The Board is the ultimate custodian of its corporate reputation and stakeholder relationships. Remgro’s relationship with all its stakeholders is based on the following values that are entrenched and supported by Remgro’s Code of Ethics: integrity, competence, responsibility, accountability, fairness and transparency. Remgro has adopted a stakeholder policy which sets out the approach and strategy of Remgro with respect to stakeholder engagements, ensuring that the approach takes into account corporate governance guidelines.

During the year under review, the Board has approved a new group governance framework that articulates and gives effect to its direction on relationships and the exercise of authority across the Remgro Group, in recognising group companies as being stakeholders of Remgro.

Remgro’s main stakeholders are its shareholders and the investment community, its employees, its investee companies and the other shareholders of such investee companies, the community and environment in which it operates, its suppliers and service providers and the South African Government and regulatory bodies. The expectations of these stakeholders are taken into account in determining the areas reported on throughout the Sustainable Development Report.

Effective communication with shareholders and other stakeholders is fundamental in maintaining Remgro’s reputation as an investment partner of choice. Remgro utilises a wide variety of communication methods to ensure that its communication with stakeholders is clear and understandable, as well as transparent, balanced and truthful, and sets out all relevant facts, whether positive or negative. Care is taken to ensure that engagement with stakeholders is, where appropriate, not just one-way communication but constructive, partnership-based engagement. This ensures that all legitimate stakeholder expectations are identified and addressed as far as possible.
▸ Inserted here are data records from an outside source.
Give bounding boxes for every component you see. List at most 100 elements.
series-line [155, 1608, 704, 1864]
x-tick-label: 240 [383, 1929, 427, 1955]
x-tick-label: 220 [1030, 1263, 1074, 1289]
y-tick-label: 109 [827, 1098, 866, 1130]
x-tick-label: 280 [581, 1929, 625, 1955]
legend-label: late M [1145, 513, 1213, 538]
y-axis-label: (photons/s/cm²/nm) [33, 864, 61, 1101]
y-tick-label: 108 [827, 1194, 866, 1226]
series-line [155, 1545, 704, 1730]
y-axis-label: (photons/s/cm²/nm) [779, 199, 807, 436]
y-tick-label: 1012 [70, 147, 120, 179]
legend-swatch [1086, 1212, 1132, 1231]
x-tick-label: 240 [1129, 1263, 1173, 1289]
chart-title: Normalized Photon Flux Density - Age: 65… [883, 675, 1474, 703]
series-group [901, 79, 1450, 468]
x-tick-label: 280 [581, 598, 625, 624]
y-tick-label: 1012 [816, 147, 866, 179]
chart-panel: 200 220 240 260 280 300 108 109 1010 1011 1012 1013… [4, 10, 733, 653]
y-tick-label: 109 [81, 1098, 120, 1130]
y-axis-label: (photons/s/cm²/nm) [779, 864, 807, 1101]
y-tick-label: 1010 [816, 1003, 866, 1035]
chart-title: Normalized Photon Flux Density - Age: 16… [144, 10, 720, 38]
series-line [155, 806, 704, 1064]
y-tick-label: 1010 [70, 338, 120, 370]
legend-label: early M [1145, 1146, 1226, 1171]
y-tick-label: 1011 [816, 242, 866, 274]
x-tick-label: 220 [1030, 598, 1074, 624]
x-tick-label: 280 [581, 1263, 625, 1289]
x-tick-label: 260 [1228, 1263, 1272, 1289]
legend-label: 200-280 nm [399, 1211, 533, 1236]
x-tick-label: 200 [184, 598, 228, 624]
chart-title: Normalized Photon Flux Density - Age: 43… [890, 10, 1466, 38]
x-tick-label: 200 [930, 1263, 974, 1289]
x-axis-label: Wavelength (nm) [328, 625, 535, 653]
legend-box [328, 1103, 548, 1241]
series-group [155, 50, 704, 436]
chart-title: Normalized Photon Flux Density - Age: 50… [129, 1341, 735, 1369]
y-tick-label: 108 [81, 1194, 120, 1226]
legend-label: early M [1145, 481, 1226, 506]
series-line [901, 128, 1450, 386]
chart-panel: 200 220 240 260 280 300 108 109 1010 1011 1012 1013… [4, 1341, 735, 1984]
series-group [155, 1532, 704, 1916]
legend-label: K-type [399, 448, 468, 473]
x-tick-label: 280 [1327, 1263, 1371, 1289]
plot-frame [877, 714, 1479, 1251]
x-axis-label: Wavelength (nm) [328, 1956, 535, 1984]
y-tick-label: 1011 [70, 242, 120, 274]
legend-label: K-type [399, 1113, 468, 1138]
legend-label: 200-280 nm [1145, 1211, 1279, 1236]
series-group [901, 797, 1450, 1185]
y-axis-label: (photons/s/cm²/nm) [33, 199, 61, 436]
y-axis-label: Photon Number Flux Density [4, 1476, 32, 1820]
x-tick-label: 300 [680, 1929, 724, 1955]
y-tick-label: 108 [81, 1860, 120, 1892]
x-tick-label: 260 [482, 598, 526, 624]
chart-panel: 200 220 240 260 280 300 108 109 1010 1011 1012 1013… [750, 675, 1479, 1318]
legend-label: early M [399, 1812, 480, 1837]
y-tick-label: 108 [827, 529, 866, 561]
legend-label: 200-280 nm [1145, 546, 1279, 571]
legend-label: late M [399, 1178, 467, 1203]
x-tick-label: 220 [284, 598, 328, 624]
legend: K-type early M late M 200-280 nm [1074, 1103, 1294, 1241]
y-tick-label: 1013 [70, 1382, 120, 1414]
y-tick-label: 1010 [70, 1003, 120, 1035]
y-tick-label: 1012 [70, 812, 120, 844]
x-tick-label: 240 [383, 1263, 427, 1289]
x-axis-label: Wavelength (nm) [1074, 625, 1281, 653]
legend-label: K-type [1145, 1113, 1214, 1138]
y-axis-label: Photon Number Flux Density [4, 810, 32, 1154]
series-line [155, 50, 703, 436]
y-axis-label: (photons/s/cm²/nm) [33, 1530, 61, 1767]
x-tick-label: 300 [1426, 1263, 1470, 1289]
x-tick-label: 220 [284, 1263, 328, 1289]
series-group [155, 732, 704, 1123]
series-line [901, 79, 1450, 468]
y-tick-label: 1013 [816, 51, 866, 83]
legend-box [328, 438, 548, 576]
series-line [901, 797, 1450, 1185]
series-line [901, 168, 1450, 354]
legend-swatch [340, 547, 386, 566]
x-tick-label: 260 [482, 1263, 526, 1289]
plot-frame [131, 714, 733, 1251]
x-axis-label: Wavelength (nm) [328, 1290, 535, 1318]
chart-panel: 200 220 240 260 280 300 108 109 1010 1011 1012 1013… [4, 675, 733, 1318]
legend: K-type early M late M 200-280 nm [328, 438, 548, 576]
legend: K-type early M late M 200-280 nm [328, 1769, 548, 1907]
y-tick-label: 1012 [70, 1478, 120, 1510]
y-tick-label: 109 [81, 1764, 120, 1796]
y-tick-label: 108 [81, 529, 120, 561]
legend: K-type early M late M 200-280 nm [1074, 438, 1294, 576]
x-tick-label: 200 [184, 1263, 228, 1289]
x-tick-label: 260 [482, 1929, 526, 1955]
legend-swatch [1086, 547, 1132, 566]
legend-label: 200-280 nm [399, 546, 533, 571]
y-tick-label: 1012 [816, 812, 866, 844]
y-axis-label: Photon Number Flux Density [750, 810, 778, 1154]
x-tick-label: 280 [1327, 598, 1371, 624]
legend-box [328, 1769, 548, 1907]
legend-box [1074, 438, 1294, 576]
Communication to its shareholders and the public is based on the principles of timely, balanced, clear and transparent information. In this regard the investment community has access to the same information as Remgro’s shareholders. Firm protocols are in place to control the nature, extent and frequency of communication with investors. Shareholders and the investment community are encouraged to attend Remgro’s general meetings where topical matters are discussed openly. Further interactions with institutional investors take place twice a year at the dial-in interim and final results presentations, where questions can be directed to the CEO and CFO. The investment community is also welcome to contact senior management directly.

The Board is available to engage at the Annual General Meeting of Remgro and to respond to shareholders’ queries on how the Board executed its governance duties. The designated partner of the external audit firm also attends the Annual General Meeting. The results of Remgro’s Annual General Meeting are publicly available on the Stock Exchange News Service (SENS).

Remgro, like other organisations, has many economic impacts on its stakeholders through, inter alia, the generation and distribution of value, the creation of employment opportunities, remunerating employees fairly and competitively, paying taxes and CSI initiatives. Remgro continuously manages these impacts and engages with stakeholders on matters relevant to them.

Remgro’s primary objective is to maximise value creation and sustainable growth and in this regard particular care is taken to ensure that all shareholders, or classes of shareholders, are treated equitably. Special care is taken to protect minority shareholders from actions by or in the interest of the principal shareholders that may be to their detriment. In this regard Remgro has appointed a LID to act as chairman during meetings in situations when the Chairman has a conflict of interest.

The Board has not instituted a formal dispute resolution process in relation to shareholders, as it believes that the existing processes within the Remgro Group operate satisfactorily and do not require a more formal and separate mechanism. In addition, shareholders may use relevant remedies in terms of the Companies Act (No. 71 of 2008), as amended.

An overview of the key areas of focus during the reporting period and planned areas of future focus in relation to stakeholder inclusivity can be viewed in the Sustainable Development Report.